PyTorch's compile
function improves performance of your code by compiling and caching the computational graph for later use. torch.compile
has a notion of a "cold compile" and a "warm compile", where "cold" is the first run and "warm" is faster by using a cache. The latest torch nightly wheel introduces a portable caching solution loadable on separate machines. In this post, we learn about this new caching solution and how it keeps your cache warm!
Cold vs Warm Compile Runtimes
In this example, we run torch.compile
on a ResNet152 nn.Module
without a cache and measure the cold start run:
from torchvision.models import resnet152
model = resnet152().to(torch.float32).cuda()
model_opt = torch.compile(model, mode="reduce-overhead", fullgraph=True)
X = torch.randn(32, 3, 128, 128).to(torch.float32).cuda()
timed(model_opt, X)
# Duration: 21.1s
The first run takes 21.1s, because torch.compile
is compiling from scratch. When we run again, the cache is warm
and the duration goes down to 8.9s which is 2x faster than a cold start!
Portable Cache
What if we wanted to populate the cache once on one machine and use that to warm up the cache for many machines? I have found success by adjusting the cache directory using TORCHINDUCTOR_CACHE_DIR
, saving the entire directory, and loading the directory on the new machine. With the latest torch nightly, there is a new option: torch.compiler.save_cache_artifacts
and torch.compiler.load_cache_artifacts
.
With torch.compiler.save_cache_artifacts
, we have a Python API for saving the cache as a binary file.

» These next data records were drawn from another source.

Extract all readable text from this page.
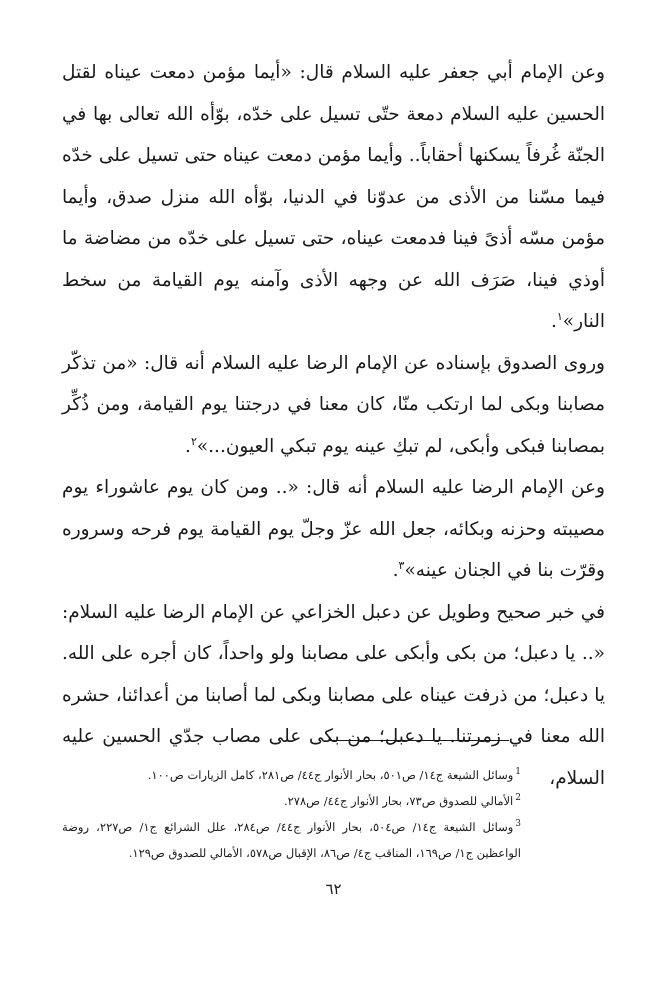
وعن الإمام أبي جعفر عليه السلام قال: «أيما مؤمن دمعت عيناه لقتل الحسين عليه السلام دمعة حتّى تسيل على خدّه، بوّأه الله تعالى بها في الجنّة غُرفاً يسكنها أحقاباً.. وأيما مؤمن دمعت عيناه حتى تسيل على خدّه فيما مسّنا من الأذى من عدوّنا في الدنيا، بوّأه الله منزل صدق، وأيما مؤمن مسّه أذىً فينا فدمعت عيناه، حتى تسيل على خدّه من مضاضة ما أوذي فينا، صَرَف الله عن وجهه الأذى وآمنه يوم القيامة من سخط النار»$^١$.

وروى الصدوق بإسناده عن الإمام الرضا عليه السلام أنه قال: «من تذكّر مصابنا وبكى لما ارتكب منّا، كان معنا في درجتنا يوم القيامة، ومن ذُكِّر بمصابنا فبكى وأبكى، لم تبكِ عينه يوم تبكي العيون...»$^٢$.

وعن الإمام الرضا عليه السلام أنه قال: «.. ومن كان يوم عاشوراء يوم مصيبته وحزنه وبكائه، جعل الله عزّ وجلّ يوم القيامة يوم فرحه وسروره وقرّت بنا في الجنان عينه»$^٣$.

في خبر صحيح وطويل عن دعبل الخزاعي عن الإمام الرضا عليه السلام: «.. يا دعبل؛ من بكى وأبكى على مصابنا ولو واحداً، كان أجره على الله. يا دعبل؛ من ذرفت عيناه على مصابنا وبكى لما أصابنا من أعدائنا، حشره الله معنا في زمرتنا. يا دعبل؛ من بكى على مصاب جدّي الحسين عليه السلام،

$^1$وسائل الشيعة ج١٤/ ص٥٠١، بحار الأنوار ج٤٤/ ص٢٨١، كامل الزيارات ص١٠٠.

$^2$الأمالي للصدوق ص٧٣، بحار الأنوار ج٤٤/ ص٢٧٨.

$^3$وسائل الشيعة ج١٤/ ص٥٠٤، بحار الأنوار ج٤٤/ ص٢٨٤، علل الشرائع ج١/ ص٢٢٧، روضة الواعظين ج١/ ص١٦٩، المناقب ج٤/ ص٨٦، الإقبال ص٥٧٨، الأمالي للصدوق ص١٢٩.

٦٢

In this example, we save the artifact as "artifact.bin":
artifact_path = Path("artifact.bin")
artifact_bytes, _ = torch.compiler.save_cache_artifacts()
save_artifact_path.write_bytes(artifact_bytes)
On a separate machine, we load the "artifact.bin" which warms up the cache!
artifact_bytes = artifact_path.read_bytes()
torch.compiler.load_cache_artifacts(artifact_bytes)
To learn more, refer to the documentation for save_cache_artifacts
and load_cache_artifacts
.
Conclusion
Now that frameworks, such as SGLang and vLLM, use torch.compile
to speed up workloads, it is also important to optimize for startup times so we can scale up faster to meet demand. Keeping the torch cache warm is one dimension where we can improve startup times. The new {save,load}_cache_artifact
API gives us a more portable way to keep the cache warm on multiple machines.